We have to understand that to make sense of this charge we have to refer to the feeler that was sent by George Washington through the Indian Ambassador to the U.S. in August 1950. The feeler mentions the desire of the U.S. to remove China from the permanent membership of the UN Security Council and possibly have it replaced by India. The allegation that is being charged on the Opposition and especially targeting Nehru, is the outcome of the ruling party’s inability to comprehend the complexity of the international order at that time and the nuanced power politics that was significantly effecting a newly independent nation like India. 

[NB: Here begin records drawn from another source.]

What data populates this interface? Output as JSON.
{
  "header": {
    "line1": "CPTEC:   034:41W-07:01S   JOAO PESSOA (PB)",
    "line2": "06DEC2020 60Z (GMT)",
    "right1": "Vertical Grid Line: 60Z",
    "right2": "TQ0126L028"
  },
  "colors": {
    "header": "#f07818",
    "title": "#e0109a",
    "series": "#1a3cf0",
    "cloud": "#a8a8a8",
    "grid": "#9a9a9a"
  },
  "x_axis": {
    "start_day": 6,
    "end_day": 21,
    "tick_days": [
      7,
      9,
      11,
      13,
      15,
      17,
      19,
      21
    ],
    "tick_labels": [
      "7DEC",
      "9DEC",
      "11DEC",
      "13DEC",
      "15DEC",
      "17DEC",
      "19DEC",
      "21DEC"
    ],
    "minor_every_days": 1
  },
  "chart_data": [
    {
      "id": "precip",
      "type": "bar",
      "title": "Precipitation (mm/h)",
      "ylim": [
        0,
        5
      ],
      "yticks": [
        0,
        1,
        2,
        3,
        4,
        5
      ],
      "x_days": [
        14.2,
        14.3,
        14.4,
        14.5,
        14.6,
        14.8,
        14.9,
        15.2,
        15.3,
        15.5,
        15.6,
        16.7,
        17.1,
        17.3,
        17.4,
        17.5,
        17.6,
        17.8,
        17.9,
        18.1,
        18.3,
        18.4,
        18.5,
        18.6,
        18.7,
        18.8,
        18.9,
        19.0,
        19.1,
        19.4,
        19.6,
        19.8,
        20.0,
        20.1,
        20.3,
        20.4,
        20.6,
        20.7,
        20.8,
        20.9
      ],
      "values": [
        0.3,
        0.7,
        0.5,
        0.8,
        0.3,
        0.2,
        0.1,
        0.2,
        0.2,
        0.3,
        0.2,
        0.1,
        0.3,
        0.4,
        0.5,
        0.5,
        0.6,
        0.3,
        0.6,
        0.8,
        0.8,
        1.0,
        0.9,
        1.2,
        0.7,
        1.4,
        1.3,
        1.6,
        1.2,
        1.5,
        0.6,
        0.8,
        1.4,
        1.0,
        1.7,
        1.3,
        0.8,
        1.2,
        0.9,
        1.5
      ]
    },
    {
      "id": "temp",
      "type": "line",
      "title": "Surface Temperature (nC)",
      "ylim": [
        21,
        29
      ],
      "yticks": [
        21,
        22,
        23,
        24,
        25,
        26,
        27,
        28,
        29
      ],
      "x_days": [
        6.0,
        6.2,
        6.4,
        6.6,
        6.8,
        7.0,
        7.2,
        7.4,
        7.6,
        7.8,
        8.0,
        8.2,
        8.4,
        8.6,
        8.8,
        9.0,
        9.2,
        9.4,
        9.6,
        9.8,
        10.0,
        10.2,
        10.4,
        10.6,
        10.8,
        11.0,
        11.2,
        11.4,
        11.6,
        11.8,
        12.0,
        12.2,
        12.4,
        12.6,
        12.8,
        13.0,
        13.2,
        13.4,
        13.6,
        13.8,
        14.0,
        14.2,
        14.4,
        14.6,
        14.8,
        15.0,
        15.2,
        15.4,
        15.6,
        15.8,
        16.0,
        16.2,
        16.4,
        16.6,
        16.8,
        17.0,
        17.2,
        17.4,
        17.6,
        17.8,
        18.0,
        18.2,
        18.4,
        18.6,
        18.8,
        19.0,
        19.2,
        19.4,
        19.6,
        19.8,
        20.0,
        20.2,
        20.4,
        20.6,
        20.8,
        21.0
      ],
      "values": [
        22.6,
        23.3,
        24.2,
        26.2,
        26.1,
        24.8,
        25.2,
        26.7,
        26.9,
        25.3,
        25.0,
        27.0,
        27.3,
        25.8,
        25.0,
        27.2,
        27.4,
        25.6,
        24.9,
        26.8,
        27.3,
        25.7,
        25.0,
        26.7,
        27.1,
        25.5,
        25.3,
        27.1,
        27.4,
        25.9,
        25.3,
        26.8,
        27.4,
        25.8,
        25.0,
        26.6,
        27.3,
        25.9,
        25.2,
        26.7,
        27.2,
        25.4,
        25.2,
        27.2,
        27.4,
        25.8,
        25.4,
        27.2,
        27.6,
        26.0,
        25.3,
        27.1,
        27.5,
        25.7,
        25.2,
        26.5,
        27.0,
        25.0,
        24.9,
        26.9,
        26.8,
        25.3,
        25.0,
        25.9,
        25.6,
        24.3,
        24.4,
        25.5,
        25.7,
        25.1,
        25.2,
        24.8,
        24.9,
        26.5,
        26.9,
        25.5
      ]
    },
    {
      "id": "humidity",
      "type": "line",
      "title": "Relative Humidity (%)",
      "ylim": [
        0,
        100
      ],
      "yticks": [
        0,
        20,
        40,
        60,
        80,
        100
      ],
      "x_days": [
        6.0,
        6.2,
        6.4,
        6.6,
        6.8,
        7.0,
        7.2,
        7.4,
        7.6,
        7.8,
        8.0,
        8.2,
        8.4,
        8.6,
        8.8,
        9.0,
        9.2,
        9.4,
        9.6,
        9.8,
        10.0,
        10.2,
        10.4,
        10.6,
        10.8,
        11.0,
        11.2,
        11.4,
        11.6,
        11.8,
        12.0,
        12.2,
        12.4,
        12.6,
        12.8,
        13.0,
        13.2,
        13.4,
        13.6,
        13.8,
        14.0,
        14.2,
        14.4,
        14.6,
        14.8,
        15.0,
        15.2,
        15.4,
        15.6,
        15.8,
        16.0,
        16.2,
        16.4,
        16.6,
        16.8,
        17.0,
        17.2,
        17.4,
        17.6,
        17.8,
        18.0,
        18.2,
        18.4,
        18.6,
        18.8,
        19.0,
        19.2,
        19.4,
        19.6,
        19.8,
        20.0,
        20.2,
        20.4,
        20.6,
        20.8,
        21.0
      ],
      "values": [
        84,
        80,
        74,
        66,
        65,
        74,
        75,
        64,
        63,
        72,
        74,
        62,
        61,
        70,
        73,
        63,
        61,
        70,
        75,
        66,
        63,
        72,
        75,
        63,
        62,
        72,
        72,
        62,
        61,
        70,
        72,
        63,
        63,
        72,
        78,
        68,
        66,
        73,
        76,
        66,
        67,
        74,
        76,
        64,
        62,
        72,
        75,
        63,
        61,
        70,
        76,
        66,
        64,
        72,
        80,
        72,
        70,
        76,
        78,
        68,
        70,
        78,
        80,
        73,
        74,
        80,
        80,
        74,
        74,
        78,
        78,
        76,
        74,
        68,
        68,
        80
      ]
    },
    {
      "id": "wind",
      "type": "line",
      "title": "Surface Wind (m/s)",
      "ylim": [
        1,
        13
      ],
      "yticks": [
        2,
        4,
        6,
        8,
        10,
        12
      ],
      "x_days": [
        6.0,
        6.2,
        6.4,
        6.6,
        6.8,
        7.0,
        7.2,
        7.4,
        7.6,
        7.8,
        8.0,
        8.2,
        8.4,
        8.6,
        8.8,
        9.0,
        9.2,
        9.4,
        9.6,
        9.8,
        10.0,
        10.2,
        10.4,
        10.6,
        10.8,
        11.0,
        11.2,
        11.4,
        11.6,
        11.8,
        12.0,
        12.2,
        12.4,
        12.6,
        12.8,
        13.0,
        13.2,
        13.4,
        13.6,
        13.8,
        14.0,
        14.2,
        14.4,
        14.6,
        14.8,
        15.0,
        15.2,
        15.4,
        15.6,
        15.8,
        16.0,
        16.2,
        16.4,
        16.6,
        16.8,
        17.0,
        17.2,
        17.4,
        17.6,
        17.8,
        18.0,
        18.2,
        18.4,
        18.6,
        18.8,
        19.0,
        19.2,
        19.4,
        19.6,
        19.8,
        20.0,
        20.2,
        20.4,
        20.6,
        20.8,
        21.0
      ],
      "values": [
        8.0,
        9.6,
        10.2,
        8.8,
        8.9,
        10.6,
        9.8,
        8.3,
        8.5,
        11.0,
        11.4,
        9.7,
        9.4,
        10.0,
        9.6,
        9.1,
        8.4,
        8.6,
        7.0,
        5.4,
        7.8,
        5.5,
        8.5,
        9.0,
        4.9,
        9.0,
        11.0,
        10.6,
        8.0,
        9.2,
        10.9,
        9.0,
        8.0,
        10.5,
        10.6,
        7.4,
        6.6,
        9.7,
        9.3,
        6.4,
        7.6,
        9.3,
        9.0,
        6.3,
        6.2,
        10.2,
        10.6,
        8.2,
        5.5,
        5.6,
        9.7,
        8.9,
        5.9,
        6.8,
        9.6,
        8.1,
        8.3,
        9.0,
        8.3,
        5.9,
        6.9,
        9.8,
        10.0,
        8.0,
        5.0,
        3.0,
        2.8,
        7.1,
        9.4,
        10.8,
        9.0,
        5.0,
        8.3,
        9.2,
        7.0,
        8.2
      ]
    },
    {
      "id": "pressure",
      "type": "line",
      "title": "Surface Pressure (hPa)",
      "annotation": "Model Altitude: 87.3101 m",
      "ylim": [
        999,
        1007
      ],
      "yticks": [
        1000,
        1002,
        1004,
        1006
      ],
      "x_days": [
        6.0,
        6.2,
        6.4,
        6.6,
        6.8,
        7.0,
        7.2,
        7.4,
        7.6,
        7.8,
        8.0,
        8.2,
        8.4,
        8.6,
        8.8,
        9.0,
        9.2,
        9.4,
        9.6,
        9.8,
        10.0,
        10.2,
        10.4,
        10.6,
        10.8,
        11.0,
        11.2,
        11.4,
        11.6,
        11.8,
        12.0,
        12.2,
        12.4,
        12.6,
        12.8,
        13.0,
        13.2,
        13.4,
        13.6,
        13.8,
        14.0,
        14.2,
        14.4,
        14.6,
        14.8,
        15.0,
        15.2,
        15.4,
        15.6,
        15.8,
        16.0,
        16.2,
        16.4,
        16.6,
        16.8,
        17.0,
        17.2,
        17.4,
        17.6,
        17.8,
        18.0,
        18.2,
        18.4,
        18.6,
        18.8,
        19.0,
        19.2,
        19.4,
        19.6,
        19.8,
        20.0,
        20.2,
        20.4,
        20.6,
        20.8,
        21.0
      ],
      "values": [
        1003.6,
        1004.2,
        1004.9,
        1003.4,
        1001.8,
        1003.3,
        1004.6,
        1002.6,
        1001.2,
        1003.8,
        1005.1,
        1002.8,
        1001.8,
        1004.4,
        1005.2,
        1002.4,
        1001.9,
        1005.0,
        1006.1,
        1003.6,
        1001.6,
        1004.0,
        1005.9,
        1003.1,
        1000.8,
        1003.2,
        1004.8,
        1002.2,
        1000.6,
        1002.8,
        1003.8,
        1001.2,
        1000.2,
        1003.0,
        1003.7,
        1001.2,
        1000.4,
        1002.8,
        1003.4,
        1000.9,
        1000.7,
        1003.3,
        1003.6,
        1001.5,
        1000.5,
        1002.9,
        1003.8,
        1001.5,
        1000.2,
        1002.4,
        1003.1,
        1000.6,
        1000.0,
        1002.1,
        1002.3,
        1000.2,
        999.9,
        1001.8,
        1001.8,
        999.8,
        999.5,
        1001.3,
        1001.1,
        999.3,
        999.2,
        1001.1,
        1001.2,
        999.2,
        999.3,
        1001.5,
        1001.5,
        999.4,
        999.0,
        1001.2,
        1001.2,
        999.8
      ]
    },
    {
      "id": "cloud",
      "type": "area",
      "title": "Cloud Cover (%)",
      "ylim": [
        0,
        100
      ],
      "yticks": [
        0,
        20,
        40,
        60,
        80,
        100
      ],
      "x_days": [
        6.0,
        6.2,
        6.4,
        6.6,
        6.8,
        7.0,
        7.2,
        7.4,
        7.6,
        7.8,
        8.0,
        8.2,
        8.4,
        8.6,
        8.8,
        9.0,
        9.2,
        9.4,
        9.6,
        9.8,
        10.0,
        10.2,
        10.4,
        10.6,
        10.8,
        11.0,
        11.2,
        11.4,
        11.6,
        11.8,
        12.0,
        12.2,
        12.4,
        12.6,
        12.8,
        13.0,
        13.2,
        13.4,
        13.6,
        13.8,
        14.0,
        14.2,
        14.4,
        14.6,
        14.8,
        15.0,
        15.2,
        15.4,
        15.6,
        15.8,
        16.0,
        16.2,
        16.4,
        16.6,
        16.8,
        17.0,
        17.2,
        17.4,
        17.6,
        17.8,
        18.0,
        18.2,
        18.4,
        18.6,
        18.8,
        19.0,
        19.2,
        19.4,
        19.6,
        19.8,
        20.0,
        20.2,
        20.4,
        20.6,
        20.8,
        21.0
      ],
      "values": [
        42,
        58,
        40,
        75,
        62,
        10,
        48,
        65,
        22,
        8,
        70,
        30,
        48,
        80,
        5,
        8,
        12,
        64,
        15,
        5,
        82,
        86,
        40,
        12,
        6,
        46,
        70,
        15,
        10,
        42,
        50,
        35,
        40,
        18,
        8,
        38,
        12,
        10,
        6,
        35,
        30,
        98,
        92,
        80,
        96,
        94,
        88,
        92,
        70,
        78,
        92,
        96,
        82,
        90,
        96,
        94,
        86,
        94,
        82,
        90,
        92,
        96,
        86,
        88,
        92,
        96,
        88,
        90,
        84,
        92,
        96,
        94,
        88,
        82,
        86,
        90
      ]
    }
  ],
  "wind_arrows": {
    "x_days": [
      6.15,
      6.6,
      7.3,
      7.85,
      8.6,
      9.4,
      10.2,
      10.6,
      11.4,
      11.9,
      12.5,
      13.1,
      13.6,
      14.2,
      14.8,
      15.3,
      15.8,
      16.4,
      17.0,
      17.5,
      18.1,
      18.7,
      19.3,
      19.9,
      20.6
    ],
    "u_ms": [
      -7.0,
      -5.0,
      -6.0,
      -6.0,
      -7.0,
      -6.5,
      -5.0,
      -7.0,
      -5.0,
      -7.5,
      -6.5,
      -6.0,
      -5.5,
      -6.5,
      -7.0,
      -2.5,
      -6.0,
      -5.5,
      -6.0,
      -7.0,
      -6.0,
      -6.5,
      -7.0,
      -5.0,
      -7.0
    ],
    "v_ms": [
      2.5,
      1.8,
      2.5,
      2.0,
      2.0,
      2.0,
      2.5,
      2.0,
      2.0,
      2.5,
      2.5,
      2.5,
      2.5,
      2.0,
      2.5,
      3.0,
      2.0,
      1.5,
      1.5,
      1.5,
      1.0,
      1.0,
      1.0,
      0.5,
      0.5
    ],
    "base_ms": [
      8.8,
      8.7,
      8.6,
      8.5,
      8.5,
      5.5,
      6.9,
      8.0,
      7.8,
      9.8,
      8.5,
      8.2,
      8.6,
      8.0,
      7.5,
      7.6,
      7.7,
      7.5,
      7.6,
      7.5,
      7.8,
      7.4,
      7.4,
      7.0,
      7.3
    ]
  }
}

The allegation that Nehru refused to take the US’s decision seriously of becoming a permanent member of the UN requires minute understanding.  The 1950s were a time when the Cold War was in its early stages and the super-powers were looking at each other ferociously signalling a global catastrophe. China was at that time was considered the USSR’s closest ally, was stopped from taking a permanent membership of the UN SC because of Americas’ opposition. War was unfolding in Korea against the US and its allied troops on one hand and the North Korean forces supported by China and Soviet Union on the other. Nehru’s decision tried to make sure that given this tense situation, India’s safety was not compromised and its autonomy intact. He knew that aiding the US in pushing China out of the UN SC would invite perpetuating war and endanger its newly found freedom. The Korean War reminded him that such a war could escalate into nuclear war, if intelligent decision making was lost.  Nuclear deterrence had not yet taken place and the speculations asserted that the US would not hesitate in throwing nuclear bombs in South Asia after it had damaged Hiroshima and Nagasaki.

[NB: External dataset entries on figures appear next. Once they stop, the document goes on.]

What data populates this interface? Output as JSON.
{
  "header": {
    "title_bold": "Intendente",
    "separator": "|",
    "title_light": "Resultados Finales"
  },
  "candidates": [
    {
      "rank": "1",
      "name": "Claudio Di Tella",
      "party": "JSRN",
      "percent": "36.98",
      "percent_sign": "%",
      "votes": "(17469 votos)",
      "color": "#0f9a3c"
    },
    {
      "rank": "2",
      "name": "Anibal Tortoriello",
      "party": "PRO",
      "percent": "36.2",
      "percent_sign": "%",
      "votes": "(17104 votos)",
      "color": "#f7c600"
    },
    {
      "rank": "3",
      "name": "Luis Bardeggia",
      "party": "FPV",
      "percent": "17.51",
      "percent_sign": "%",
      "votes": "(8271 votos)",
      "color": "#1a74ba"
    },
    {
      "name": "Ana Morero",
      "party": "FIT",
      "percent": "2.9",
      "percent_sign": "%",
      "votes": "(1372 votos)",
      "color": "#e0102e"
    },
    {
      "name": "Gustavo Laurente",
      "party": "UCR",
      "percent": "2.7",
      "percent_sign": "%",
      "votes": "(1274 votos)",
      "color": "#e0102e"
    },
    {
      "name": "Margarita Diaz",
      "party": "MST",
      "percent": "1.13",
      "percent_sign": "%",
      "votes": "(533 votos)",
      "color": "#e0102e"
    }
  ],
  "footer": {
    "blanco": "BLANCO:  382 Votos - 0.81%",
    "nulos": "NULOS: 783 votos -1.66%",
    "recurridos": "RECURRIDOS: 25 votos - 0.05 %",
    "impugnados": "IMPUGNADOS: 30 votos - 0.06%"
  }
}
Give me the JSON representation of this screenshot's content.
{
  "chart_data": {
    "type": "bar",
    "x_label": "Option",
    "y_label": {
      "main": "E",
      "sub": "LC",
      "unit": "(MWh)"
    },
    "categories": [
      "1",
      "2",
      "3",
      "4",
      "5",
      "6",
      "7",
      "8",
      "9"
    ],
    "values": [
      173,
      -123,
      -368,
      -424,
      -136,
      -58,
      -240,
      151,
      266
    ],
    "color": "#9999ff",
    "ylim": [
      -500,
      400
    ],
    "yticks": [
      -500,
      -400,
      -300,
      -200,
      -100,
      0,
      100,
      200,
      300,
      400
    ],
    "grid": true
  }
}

Indian Prime Minister Jawaharlal Nehru with Chinese Prime Minister Zhou Enlai in 1954 / Image Credit : The Hindu Archives

Nehru knew that India should not aggravate conflict with China or it could be dragged into a Cold War pawn that would put its security to risk. Nehru did not put his own wishful thinking before the national interest and knew that peace could not be restored in India by angering a power as great as China. Moreover, China’s geographical proximity made it mandatory for India to make nuanced choices and not become victim of the urging of outside powers like the U.S. who had their own national interests in mind even when these would be against India’s security interests.

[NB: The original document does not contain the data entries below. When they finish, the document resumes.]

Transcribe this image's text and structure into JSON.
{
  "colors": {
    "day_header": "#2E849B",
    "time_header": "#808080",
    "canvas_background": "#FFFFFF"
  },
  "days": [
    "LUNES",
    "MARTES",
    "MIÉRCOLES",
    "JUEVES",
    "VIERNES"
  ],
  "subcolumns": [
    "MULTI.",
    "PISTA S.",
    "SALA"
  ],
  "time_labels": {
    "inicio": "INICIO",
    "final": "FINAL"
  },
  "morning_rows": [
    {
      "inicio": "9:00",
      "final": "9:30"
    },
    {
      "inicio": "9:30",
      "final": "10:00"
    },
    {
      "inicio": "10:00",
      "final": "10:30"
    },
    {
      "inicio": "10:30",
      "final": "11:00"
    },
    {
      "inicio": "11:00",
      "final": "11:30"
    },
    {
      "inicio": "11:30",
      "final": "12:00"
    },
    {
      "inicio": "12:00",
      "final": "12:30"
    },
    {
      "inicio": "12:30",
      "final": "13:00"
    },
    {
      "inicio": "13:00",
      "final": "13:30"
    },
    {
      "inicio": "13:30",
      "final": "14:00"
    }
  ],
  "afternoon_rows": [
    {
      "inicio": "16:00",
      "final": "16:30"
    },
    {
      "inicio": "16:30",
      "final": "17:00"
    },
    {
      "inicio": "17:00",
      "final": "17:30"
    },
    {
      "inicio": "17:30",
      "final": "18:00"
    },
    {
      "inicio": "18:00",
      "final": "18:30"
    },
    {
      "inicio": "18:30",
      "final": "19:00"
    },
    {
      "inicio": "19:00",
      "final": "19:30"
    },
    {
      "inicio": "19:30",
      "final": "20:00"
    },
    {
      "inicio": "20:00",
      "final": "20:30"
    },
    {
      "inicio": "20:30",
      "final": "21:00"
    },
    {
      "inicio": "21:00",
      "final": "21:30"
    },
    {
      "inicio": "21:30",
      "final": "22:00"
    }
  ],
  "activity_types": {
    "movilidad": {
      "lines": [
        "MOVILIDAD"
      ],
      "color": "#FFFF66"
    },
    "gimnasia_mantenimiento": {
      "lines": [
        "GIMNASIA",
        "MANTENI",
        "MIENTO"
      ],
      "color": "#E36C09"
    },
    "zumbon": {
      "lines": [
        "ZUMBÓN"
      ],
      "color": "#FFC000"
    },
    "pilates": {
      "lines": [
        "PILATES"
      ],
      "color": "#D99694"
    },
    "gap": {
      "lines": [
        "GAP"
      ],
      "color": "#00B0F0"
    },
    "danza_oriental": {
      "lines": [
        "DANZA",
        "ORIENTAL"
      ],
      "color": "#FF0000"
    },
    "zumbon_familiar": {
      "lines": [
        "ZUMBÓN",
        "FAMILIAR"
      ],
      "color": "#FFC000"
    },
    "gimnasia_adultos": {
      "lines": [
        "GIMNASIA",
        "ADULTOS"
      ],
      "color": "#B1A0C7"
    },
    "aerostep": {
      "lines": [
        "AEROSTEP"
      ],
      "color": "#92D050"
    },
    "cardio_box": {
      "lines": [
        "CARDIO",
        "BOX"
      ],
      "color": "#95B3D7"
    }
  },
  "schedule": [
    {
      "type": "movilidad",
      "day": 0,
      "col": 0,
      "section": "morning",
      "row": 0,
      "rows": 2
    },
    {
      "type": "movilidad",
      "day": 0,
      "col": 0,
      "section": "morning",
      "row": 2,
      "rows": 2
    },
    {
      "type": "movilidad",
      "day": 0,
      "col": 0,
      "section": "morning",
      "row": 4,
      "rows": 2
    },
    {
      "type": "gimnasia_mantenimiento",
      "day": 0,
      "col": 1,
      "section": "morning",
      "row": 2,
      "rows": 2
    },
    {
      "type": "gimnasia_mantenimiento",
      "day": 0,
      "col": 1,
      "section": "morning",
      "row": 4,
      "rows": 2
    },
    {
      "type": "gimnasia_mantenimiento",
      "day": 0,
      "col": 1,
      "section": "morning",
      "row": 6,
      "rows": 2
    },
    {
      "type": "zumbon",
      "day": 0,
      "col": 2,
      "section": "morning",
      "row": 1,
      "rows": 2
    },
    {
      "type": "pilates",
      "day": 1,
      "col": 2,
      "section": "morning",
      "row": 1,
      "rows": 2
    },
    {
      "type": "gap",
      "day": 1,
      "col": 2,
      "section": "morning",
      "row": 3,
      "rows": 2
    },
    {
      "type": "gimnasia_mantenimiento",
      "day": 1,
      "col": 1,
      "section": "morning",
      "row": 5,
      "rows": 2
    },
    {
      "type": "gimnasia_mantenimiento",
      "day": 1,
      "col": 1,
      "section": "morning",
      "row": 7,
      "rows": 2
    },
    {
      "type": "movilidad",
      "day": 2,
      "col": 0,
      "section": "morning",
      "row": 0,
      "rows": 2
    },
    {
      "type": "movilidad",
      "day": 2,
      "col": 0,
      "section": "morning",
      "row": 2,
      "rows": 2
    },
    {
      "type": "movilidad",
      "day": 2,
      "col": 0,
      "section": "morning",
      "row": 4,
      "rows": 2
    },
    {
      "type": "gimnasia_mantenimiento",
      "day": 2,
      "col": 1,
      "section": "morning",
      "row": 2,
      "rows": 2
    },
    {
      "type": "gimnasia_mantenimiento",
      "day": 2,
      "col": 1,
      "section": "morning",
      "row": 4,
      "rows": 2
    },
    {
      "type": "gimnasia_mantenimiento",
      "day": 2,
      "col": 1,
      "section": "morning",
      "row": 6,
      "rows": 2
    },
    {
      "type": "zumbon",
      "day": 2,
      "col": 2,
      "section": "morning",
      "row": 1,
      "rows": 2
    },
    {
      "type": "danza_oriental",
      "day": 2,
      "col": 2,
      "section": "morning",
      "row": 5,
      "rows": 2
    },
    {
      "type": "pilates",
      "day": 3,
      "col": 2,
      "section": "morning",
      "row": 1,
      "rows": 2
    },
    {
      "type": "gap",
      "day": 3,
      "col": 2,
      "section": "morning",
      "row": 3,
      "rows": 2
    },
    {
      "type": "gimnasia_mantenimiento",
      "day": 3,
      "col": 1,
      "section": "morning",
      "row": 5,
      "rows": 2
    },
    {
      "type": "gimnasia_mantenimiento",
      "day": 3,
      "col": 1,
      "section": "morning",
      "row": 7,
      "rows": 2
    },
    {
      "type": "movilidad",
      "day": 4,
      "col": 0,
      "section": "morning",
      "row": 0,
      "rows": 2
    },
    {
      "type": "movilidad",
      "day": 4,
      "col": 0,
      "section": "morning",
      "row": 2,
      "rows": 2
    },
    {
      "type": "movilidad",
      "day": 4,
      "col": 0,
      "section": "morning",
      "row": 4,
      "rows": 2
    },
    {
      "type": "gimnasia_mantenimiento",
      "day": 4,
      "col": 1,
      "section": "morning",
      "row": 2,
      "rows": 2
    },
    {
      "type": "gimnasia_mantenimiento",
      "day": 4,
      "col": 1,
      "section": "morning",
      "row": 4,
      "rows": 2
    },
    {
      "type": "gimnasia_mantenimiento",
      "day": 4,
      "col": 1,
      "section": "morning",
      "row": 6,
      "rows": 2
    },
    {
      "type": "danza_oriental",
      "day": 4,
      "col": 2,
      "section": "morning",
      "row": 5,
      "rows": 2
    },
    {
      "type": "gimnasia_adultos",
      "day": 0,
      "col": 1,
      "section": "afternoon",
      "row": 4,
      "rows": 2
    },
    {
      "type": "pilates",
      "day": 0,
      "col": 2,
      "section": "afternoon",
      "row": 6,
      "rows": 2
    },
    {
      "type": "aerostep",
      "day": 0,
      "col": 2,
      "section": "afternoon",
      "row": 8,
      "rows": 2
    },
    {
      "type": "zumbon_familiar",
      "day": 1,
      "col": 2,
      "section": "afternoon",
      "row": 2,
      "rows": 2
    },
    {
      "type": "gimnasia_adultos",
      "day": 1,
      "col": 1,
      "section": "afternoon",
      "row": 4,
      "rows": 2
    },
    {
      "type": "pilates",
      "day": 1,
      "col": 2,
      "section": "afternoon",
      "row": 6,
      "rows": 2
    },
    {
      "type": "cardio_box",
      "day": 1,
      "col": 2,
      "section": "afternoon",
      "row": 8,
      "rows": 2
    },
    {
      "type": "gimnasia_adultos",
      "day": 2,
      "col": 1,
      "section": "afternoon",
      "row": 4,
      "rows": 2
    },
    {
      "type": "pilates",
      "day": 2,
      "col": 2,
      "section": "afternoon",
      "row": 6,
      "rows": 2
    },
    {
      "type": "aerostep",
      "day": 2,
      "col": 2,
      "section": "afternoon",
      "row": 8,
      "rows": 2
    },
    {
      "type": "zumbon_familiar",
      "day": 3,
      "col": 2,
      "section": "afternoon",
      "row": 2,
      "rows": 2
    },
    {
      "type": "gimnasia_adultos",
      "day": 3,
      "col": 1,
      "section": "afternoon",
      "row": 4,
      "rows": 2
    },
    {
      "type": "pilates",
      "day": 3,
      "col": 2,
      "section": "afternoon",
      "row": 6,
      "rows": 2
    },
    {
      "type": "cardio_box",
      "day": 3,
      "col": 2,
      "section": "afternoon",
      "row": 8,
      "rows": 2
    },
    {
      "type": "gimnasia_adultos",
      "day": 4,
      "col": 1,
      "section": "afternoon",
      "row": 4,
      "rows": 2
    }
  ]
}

Moreover, the ‘offer’ that was given to India to replace China in the UN SC was not exactly an ‘offer’ but bait to entice India to align with the West and break free of the influence of the Sino-Soviet bloc. Nehru refused the proposal not because he loved China more than his own nation or because he was unsure of India’s credibility but because he was a diploma, a leader who understood how easy it could have been for the US to manipulate and dictate India thereafter, if he had accepted the invitation. Nehru could imagine that the U.S. was seducing India into a partnership that would readily threaten India’s interests. It would have led to enduring enmity with China and also soured India’s bond with the USSR.

It was the Indo-Soviet relationship that immensely helped India during the Bangladesh War (1971).  The allegations that the finance minster has put on Nehru need to be scrutinised in the context of India’s world position in the 1950s and not be coloured by present political preferences.